Ethics approval was obtained from the Human Research Ethics Committee of the University of Melbourne in October 2016. Ethics approval was obtained from the North Sydney Local Health Districts ethics committee in March 2017 and governance approval from the Northern Sydney Local Health Districts Governance office in July 2017. Recruitment commenced in August 2017 and is anticipated to be completed in December 2019. The trial is due for completion in December 2020 when all participants will have completed 12-month follow-up.

Discussion

Identifying treatments that reduce symptoms and slow disease progression in knee OA is an important OA research objective.
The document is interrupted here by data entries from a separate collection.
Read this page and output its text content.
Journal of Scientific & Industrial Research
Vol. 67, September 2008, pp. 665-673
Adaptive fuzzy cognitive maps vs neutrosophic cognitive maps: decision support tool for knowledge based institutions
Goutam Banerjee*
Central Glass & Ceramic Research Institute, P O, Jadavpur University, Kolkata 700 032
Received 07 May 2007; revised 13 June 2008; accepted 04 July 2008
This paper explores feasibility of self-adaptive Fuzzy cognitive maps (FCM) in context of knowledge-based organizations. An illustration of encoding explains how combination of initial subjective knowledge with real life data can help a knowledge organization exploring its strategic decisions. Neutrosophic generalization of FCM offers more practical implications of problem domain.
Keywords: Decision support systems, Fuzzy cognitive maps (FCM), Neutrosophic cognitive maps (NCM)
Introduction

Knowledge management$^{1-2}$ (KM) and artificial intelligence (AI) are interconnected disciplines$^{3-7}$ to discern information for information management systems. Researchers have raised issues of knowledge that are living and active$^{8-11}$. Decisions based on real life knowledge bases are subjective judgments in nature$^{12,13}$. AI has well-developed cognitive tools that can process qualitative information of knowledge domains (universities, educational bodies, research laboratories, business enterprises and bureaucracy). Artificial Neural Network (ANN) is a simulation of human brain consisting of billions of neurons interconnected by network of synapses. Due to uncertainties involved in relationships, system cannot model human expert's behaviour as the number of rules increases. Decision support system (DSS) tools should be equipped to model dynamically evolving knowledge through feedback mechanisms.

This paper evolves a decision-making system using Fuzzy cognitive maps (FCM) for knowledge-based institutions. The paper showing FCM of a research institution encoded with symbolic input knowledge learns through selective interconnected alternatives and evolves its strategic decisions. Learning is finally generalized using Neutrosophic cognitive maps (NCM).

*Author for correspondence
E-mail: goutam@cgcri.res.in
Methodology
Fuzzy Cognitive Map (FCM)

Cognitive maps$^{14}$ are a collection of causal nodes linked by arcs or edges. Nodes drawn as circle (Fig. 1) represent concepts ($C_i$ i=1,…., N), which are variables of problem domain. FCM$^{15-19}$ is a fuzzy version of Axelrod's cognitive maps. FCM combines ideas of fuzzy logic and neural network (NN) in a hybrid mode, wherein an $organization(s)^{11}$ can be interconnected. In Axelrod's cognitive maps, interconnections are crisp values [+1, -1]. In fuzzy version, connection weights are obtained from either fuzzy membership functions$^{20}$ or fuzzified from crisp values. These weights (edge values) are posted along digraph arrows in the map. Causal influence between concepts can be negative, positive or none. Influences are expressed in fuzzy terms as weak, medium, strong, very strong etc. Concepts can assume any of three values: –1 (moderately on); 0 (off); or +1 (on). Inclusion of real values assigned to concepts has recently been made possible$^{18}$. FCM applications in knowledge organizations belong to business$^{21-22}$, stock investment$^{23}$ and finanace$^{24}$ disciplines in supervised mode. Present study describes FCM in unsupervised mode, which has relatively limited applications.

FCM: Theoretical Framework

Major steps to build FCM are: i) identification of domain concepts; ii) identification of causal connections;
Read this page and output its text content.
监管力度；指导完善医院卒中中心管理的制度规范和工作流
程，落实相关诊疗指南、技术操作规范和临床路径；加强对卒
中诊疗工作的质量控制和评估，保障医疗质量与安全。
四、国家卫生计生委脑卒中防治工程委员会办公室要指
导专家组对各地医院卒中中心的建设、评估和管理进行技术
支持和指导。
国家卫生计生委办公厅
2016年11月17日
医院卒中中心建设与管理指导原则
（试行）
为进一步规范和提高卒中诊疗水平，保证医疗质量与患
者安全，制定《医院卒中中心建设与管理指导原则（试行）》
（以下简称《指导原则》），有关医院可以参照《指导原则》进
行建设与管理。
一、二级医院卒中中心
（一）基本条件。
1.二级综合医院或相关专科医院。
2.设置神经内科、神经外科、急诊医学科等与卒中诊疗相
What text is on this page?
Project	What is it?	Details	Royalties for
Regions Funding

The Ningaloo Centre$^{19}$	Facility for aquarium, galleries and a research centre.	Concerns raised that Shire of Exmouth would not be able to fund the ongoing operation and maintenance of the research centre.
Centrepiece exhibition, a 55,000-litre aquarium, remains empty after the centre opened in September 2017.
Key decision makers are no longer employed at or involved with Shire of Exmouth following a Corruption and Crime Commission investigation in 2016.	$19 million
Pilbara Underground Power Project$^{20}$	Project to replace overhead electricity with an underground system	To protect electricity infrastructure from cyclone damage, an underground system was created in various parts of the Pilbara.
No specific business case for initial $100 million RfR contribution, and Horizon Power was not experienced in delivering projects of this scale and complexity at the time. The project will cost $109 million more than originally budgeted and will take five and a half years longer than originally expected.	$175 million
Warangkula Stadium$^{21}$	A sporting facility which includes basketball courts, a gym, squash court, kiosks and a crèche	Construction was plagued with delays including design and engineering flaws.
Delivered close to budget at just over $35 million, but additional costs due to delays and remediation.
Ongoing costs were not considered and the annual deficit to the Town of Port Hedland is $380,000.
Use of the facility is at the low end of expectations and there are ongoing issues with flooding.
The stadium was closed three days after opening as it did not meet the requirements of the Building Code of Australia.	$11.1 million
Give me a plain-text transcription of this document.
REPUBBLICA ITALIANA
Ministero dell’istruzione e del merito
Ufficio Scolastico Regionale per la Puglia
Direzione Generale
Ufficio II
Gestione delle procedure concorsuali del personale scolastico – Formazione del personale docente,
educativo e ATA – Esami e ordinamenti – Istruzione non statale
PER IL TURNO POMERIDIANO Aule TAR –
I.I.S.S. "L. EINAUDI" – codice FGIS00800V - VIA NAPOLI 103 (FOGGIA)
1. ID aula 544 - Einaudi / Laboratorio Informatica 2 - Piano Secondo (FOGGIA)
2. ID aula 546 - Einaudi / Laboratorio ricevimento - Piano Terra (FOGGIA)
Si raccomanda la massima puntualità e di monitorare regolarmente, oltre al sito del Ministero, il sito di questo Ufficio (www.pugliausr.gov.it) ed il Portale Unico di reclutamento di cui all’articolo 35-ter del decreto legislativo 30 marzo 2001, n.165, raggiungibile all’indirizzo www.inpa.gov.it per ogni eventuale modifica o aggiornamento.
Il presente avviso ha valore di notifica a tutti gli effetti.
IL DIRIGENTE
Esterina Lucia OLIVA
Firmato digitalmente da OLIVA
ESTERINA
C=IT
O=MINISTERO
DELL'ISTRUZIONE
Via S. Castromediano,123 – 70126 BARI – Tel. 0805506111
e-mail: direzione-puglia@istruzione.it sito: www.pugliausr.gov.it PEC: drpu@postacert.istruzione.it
Outcomes from this study will provide the first high-quality RCT evidence of the symptomatic and structural benefits of PRP to either support or discourage use of PRP for knee OA. This is important given that several systematic reviews [22, 45, 46] have highlighted the limited number of RCTs that included a placebo control, all previous trials have a moderate to high risk of bias, and none have included structural outcomes. Likewise, current clinical guidelines vary in their recommendation for PRP, with some not including recommendations either for or against PRP given the lack of evidence [47, 48], and others recommending against their use [4]. Findings from the RESTORE trial will, therefore, provide essential information to fill a major evidence gap in the literature and will inform international clinical practice guidelines.